Professeure de science politique à la Sorbonne, Delphine Dulong vient de publier « Premier ministre » chez CNRS Éditions. Elle revient pour Est-Actu sur l’évolution de ce rôle sous la Ve République.
par Cécile Pirou
Delphine Dulong nous invite chez elle dans le 20e arrondissement, à Paris, afin de s’entretenir sur son dernier ouvrage, aux éditions CNRS, intitulé Premier Ministre.
Que vous inspire l’élection présidentielle à venir ?
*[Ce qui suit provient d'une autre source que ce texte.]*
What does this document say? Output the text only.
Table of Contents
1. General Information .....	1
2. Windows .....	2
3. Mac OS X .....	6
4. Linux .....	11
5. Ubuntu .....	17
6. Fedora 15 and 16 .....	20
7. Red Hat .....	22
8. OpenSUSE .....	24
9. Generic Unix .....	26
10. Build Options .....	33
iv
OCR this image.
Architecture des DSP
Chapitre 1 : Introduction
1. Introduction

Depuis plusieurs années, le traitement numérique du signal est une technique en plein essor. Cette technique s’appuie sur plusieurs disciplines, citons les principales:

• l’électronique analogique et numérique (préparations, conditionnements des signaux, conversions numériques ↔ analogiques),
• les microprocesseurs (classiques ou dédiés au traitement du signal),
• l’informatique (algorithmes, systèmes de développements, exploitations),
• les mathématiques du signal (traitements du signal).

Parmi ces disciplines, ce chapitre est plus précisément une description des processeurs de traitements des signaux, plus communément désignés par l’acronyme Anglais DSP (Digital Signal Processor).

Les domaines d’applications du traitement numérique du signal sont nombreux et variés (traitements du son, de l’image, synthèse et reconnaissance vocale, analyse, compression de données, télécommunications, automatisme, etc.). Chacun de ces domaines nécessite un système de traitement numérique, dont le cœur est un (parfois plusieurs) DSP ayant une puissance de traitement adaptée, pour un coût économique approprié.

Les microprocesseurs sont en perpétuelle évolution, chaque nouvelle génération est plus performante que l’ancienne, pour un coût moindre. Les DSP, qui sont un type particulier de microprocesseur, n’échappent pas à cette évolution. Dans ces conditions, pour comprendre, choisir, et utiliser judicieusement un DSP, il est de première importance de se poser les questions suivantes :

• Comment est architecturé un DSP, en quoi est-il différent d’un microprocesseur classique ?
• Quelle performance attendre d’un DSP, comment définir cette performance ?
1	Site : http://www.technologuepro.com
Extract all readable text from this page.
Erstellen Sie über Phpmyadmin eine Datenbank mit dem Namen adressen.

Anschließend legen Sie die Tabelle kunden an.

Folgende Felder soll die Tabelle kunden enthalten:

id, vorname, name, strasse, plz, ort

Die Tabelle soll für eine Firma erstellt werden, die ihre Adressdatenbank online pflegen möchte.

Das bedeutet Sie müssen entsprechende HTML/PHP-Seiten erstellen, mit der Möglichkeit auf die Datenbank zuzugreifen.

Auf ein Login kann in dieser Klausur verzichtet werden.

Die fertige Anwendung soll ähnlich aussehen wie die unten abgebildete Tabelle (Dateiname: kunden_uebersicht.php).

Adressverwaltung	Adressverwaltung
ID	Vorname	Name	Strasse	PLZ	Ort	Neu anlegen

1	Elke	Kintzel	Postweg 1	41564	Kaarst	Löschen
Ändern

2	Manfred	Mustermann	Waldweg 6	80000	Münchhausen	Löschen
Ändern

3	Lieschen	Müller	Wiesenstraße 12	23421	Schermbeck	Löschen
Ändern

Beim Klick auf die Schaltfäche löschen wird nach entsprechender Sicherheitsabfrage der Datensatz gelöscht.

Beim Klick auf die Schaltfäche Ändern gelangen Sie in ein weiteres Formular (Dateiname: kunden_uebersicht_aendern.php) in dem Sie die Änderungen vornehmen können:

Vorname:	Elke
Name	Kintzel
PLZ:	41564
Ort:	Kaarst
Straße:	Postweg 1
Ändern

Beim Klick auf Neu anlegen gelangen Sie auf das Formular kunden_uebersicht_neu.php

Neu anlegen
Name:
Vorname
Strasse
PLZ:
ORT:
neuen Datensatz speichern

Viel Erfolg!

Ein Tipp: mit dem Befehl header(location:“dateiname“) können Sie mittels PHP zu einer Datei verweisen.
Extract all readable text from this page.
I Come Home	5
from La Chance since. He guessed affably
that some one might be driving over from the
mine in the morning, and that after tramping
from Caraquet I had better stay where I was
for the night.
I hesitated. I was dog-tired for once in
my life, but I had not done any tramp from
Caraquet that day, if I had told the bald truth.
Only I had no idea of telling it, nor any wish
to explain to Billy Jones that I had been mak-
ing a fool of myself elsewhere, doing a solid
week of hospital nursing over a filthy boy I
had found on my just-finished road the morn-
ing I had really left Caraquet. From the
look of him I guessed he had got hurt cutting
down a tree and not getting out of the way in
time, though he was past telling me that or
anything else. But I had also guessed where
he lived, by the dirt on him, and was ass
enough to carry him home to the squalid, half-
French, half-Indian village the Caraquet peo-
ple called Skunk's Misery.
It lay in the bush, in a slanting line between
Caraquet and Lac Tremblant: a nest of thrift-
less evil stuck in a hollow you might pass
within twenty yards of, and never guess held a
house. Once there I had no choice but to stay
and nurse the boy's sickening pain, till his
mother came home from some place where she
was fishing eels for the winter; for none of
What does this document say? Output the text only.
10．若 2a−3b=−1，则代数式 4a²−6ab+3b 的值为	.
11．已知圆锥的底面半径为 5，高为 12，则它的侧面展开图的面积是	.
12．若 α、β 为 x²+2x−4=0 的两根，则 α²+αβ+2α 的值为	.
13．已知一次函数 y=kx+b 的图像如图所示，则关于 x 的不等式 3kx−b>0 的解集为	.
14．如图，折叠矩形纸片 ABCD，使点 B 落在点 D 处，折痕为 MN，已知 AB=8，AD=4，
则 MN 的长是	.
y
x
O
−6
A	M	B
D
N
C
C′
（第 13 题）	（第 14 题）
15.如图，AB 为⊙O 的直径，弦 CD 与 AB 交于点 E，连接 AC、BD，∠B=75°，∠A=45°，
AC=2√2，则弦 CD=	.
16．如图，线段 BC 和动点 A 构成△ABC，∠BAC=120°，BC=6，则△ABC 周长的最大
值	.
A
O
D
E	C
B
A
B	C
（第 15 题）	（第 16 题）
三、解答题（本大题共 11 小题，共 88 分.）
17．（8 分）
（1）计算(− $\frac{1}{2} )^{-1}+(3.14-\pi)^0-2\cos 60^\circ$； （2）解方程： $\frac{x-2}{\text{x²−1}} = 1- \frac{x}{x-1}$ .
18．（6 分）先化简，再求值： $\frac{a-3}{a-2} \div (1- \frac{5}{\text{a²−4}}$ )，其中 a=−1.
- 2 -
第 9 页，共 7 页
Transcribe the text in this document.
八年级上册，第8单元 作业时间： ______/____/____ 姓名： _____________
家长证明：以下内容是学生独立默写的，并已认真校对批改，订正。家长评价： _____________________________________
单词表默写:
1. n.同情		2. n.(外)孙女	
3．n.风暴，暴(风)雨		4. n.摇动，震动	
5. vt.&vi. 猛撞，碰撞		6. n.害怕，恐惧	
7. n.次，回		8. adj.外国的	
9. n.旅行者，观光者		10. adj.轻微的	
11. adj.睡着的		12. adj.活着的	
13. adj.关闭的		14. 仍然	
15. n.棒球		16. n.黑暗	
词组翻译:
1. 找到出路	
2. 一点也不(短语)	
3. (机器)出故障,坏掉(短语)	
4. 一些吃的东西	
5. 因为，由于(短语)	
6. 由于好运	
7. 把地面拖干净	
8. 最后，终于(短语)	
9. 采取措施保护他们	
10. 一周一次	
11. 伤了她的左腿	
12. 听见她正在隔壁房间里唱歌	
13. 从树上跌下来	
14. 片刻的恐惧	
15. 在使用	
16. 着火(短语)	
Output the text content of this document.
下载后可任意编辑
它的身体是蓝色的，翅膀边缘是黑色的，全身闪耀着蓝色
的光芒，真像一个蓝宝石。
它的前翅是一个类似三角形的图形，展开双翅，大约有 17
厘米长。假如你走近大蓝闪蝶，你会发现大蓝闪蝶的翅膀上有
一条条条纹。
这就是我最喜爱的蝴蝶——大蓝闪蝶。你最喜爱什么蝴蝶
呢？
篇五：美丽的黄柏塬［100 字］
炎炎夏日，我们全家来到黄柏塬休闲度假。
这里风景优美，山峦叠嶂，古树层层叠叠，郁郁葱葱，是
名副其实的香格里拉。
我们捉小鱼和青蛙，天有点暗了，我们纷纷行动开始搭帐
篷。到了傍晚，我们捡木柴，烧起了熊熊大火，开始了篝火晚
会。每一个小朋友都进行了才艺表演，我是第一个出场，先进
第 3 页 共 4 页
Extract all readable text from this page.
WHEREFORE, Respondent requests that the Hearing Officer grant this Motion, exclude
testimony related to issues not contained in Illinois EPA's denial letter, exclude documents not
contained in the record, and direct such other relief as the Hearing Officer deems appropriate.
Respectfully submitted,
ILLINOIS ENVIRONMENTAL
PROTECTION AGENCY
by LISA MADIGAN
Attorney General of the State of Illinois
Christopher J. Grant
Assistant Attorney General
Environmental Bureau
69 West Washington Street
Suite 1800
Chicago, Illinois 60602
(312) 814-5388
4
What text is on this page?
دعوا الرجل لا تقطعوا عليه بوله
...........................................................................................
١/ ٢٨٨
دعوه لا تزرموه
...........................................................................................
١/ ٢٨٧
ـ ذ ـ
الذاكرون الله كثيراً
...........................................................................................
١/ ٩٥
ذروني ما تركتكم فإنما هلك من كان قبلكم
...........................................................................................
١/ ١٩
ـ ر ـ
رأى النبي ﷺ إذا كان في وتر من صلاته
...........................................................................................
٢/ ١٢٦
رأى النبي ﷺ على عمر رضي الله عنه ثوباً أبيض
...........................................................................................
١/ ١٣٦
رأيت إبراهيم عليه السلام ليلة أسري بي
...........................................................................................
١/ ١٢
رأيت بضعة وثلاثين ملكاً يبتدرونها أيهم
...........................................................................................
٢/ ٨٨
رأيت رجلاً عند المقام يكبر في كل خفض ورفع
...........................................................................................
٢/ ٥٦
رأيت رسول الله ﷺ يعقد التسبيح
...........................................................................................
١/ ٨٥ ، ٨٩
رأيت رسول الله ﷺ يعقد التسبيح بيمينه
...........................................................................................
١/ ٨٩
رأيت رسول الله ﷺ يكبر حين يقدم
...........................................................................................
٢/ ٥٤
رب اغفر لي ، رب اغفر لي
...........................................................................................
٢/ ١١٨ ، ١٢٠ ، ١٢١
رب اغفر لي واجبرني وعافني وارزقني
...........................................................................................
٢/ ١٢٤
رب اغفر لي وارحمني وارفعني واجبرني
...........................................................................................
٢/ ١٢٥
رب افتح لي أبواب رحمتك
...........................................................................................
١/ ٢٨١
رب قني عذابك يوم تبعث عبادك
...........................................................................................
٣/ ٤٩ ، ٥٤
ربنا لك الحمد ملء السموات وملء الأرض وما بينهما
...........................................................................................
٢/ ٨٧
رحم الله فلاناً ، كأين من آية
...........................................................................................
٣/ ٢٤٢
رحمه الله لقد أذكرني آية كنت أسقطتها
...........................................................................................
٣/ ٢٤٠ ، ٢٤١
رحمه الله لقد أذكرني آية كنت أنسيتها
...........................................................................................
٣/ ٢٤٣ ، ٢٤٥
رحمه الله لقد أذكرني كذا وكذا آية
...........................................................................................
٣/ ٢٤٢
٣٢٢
Delphine Dulong : De la consternation. À gauche comme à droite, on est dans la continuité d’un processus d’éparpillement des votes qui a commencé depuis les années 80. Malgré le filtre renforcé des 500 parrainages dans 30 départements, instaurés en 1977, les candidats restent trop nombreux. Avant 1981, les deux principaux candidats cumulaient plus de 50 % des voix au premier tour. Après 1981, ce n’est plus le cas. En 2017, Emmanuel Macron n’obtient que 24,01 % des voix. Ce qui signifie qu’il n’est que le premier choix de moins d’un quart des électeurs. Les présidents sont ainsi élus sur un programme qui n’est partagé que par une minorité. Tout cela contribue à la crise de la représentation, d’autant que les locataires de l’Élysée sont tout sauf issus du peuple. Ils n’ont aucune idée de ce que c’est de vivre avec un Smic. Ils ne peuvent que se mettre à dos une majorité de Français.
Pensez-vous que le statut du Premier ministre, qui s’est retrouvé relégué au second plan, comme vous l’expliquez dans votre livre, serait une des causes du désintérêt politique des Français ?
L’histoire du Premier ministre est centrale pour comprendre la Ve République car elle raconte comment le système a été dévoyé. Depuis De Gaulle et l’élection présidentielle au suffrage universel direct en 1962, le Premier ministre, nommé par le président, se retrouve moins légitime. Cette décision va profondément transformer le fonctionnement du régime. Aujourd’hui, le président n’est plus un arbitre suprême au-dessus des guerres partisanes. On se retrouve avec deux chefs de la majorité potentiellement rivaux. Cela produit du conflit là où il devrait n’y avoir que de la coopération. Pour éviter le conflit, les présidents choisissent leur Premier ministre sans autorité politique, comme Castex. La fidélité est devenue le principal critère de leur sélection. Nous sommes alors en permanence dans la culture du soupçon, largement relayée par certains médias qui contribuent à ce dévoiement en soulignant les rivalités. C’est pour démontrer que le problème est plus compliqué qu’une simple querelle de personnes que j’ai écrit ce livre.
Y a-t-il des solutions ?
Oui, sans changer de constitution, la plus simple serait de supprimer l’élection du président au suffrage universel direct et de revenir à un système où le président est issu d’un collège électoral, comme c’était prévu au départ. Une autre serait de retirer une partie de ses pouvoirs au président, notamment celui de nommer seul le Premier ministre, ou bien d’institutionnaliser la cohabitation car elle est plus équilibrée en terme de partage des pouvoirs. Mais on a tout fait pour ne plus l’avoir. On pourrait imaginer aussi une élection en binôme, président et Premier ministre, un peu comme aux États-Unis.
Allez-vous voter à l’élection présidentielle ?
Non, sauf si c’est Zemmour-Macron. Je suis intellectuellement convaincue que je ne dois pas aller voter et cautionner ce système, mais à chaque scrutin, je me sens obligée d’aller au moins à l’un des tours.